My question to the Avatar-is-five-star crew is: what if someone next does a film that captures the same visual (almost visceral) experience that Avatar has, but couples it with a story that is even slightly more complex than a tiddly wink? If Avatar gets five stars, it’s impossible to improve on, right?

So it’s nice to find some affirmation of my views on one my new favourite internet web sites on the World Wide Web: The Awl. I quote their contributor:

the really worst thing is the ham-fistedness of Avatar’s alternate history. Okay, so this time the Native Americans are able to throw off the European oppressor. Note well, however, that l’homme sauvage, for all the purity of his Native Wisdom, is still quite helpless without a white man to show him what the hell to do. So what if this “hero” “goes native,” just like in Dances With Wolves? (Even as he goes about gathering “the horse people of the plains” to assist him.) It still takes a white man to tame the really BIG dragon, and to outfox the enemy.

He will also take the “best” woman, the noblest, the highest born, the smartest, whose token resistance will dwindle its sorry way from faux-contempt to near-drooling adoration in a matter of days. Her former man will die, and her father will, too; her whole civilization will lie in ruins. She will pretty much get down on her knees to thank this white man, anyway

I heard James Cameron tell MTV that he’s bringing to the cinema films he wished he had when he was a 14-year-old. That figures.

December 22, 2009 at 9:08 pm 12 comments

The drinking trade-off

Imagine someone says to you: “I’ll pay you $1,000 a month to do this one thing. As a result of doing this one thing, your social life might be affected a little, but as well as getting the money, you’ll also feel better about yourself, you’ll stay in shape, and you’ll be more productive.”

Framed in such positive terms, it seems like a no-brainer. But then consider what that one thing is: not drinking.

Well, that’s what I’ve been doing for all of December, much to the disgust of many friends, and — to be fair — with the support of many other friends.

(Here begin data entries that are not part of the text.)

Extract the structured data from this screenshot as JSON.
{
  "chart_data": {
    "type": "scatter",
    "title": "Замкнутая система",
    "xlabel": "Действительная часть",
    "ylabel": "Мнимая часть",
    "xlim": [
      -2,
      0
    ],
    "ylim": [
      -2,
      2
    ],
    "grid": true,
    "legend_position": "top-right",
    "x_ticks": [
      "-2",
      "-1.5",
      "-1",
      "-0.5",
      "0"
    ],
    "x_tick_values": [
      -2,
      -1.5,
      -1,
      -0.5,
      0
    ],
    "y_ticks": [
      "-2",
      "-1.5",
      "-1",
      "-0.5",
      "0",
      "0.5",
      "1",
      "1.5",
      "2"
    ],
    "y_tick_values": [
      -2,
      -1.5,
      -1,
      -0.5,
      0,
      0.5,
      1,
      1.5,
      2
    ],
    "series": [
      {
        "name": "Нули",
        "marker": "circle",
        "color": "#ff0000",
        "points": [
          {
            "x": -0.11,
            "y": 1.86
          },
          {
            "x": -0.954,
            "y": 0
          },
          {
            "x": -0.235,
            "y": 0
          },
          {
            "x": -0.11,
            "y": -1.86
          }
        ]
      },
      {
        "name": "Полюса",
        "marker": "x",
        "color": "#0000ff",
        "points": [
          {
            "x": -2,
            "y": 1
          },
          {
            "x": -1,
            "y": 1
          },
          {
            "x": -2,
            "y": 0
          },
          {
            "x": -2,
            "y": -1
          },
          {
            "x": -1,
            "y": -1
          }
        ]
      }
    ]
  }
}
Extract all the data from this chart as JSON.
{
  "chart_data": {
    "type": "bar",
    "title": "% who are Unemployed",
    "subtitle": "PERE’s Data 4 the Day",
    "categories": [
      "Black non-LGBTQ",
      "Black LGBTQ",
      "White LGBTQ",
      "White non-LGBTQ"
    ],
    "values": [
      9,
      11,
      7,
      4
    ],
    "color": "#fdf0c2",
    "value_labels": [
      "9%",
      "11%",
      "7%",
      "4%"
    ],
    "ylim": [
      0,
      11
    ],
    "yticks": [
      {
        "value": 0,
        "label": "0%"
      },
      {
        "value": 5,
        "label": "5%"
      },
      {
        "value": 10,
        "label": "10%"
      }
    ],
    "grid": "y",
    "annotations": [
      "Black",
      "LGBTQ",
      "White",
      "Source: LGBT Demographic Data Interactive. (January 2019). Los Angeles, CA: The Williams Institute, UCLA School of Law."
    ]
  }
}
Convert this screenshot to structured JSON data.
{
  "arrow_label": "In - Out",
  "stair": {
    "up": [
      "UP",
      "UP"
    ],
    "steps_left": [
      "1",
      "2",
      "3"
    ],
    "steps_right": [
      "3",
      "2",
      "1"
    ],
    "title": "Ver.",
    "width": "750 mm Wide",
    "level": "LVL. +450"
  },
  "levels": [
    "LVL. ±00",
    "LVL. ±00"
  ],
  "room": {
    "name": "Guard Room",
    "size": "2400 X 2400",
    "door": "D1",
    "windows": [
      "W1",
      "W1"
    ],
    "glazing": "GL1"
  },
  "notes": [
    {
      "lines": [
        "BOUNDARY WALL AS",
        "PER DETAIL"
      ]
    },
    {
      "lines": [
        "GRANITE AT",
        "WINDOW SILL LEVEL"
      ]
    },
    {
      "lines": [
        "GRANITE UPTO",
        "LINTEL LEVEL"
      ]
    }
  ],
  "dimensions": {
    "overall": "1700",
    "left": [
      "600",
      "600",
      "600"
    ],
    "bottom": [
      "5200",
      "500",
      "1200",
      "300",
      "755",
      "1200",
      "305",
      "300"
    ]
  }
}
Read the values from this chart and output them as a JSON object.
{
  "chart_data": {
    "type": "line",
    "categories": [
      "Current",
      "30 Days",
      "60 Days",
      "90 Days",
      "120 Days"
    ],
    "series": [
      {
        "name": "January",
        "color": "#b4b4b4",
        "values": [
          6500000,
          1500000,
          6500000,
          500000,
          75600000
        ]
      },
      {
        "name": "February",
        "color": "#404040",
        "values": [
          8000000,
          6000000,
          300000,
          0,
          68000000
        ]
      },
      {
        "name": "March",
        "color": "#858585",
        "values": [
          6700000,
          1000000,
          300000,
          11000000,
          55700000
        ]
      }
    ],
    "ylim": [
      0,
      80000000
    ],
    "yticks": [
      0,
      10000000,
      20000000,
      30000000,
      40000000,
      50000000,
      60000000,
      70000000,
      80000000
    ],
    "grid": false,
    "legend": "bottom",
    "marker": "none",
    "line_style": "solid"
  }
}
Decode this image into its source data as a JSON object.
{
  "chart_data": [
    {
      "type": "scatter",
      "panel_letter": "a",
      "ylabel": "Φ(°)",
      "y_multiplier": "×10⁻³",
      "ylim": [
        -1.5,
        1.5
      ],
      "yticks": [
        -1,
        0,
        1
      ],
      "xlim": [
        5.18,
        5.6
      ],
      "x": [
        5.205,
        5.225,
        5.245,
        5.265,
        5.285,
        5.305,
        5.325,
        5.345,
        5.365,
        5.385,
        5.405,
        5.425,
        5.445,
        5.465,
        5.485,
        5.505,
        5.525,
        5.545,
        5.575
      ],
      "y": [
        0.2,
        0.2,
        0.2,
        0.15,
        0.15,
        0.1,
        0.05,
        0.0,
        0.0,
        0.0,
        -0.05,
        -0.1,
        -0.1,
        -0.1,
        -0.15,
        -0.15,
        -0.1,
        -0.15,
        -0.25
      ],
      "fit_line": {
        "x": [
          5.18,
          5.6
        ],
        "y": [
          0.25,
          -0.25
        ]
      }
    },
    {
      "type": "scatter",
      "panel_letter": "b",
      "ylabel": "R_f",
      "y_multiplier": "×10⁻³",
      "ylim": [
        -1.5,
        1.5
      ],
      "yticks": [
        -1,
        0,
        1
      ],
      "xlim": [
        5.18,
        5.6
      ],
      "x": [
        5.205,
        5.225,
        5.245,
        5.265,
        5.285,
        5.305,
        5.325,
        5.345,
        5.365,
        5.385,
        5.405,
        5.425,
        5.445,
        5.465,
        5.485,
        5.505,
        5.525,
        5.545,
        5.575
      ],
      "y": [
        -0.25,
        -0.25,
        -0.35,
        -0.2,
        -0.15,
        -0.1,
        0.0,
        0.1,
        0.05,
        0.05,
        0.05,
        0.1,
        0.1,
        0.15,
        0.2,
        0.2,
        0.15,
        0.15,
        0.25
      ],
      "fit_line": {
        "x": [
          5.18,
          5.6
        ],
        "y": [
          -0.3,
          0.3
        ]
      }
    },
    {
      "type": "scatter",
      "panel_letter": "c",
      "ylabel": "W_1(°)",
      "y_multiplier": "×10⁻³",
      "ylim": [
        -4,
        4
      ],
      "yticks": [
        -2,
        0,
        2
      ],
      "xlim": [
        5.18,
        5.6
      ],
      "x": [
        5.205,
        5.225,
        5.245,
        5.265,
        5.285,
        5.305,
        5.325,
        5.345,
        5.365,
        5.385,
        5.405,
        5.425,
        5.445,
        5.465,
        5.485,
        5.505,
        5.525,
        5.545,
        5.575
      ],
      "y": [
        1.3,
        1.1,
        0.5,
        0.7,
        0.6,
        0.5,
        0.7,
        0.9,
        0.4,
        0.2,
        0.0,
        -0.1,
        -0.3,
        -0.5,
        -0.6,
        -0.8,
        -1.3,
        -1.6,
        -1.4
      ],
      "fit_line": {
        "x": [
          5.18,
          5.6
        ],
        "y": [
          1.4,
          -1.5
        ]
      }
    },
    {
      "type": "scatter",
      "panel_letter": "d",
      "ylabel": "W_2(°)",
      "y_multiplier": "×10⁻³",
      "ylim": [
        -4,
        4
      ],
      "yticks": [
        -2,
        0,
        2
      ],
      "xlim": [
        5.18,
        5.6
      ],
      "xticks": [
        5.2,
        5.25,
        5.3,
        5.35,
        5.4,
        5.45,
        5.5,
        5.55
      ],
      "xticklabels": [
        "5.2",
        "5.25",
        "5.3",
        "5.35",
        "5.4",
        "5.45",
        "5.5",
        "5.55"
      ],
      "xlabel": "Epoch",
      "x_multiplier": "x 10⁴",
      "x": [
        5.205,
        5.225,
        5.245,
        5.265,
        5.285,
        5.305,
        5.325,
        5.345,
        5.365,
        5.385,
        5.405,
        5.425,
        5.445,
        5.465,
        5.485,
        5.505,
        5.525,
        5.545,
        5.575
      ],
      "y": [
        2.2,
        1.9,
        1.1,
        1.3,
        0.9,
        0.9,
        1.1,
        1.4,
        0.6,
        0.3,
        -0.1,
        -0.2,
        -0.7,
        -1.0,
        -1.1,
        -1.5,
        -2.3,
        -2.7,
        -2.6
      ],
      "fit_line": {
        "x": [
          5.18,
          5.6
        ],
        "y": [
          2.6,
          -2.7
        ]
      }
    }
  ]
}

I mean, seriously, 30 days of not touching alcohol should not be lauded as a special feat. But my life in Hong Kong too frequently features alcohol as a strong player, and it’s surprisingly difficult to wean myself off it. But I’m glad I have.

I’ve so far lasted a meagre three weeks. In that time, I reckon I’ve saved at least $1,000, and I’m a lot trimmer. I haven’t had a hangover, and I’ve been sleeping more and better, which means I’ve been more frequently in a good mood, and a good deal more productive. These are very significant factors in contributing to my overall happiness.

I’m determined to use this month as a bridge to a life in which I’m less reliant on alcohol to have a good time. I’ve found that I can still have a lot of fun going out with friends without having to involve booze. And while I miss the sociality of drinking, I don’t really miss the taste or the actual act of it, and I certainly don’t miss the negative effects that follow.

I figure that if I can switch to a more moderate regime, then I can better enjoy my life, extend my life (or at least improve the chances of extending it), get more things done, and save money.

Of course, on the flip side, you could argue that social drinking is an investment: that the $1,000 a month, the weight gain, the more volatile moods, the hangovers, the lethargy, the negative health effects are all worth it in the name of strengthening friendships, making new friends, getting the confidence to talk to people you wouldn’t otherwise approach, and say things you’d otherwise be scared to say, and to generally just have a rollicking good time.

That’s a strong argument, too, but for now I’m going to give the other one a chance. And I’m happy with the way it’s paying off.